I’ll leave you with one last image. It's an old black-and-white photo of a young African-American woman sitting in a classroom, motionless, looking determinedly straight ahead. All around her are white teenagers, leaning out of seats and twisting their necks to gawk at her, mocking and jeering. The woman in the photo is fifteen-year-old Dorothy Counts, one of four black kids who dared to attend all-white high schools in Charlotte, North Carolina in September 1957. And it’s clear from this picture that her classmates hate her. They hate her because she does not belong to the world they’ve constructed out of prejudice and exclusion.


Dorothy endured four days of bullying and harassment after the photograph was taken, bombarded with spit and rocks and sticks and death threats, before her parents forced her to withdraw from school out of concern for her safety. Yet this moment of defiance and courage lives on in that photo as a prophetic testimony. A witness to the brave individuals of the Civil Rights Movement, and all throughout history, who have gone where the world has told them they do not belong, because they knew it was where they were meant to be, where they were sent to be.

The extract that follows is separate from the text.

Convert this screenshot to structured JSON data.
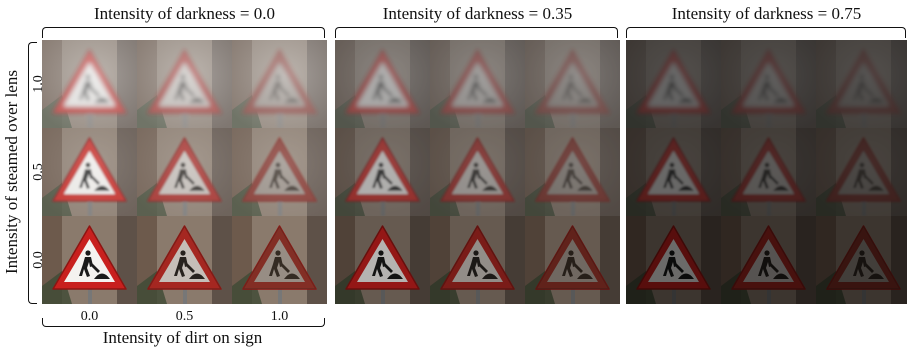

I think that the condition of un-belongingness leaves us Christians with a choice. We can use as a way to ascend from this world, and separate, look down upon it. Or we can look around us and see how this broken world tells so many people that they do not belong, that they do not matter. We can listen for how we are being sent into all those places we ourselves do not belong and sit with the people we find there, sit with them in their un-belongingness. Because that’s where you and I are sent to be.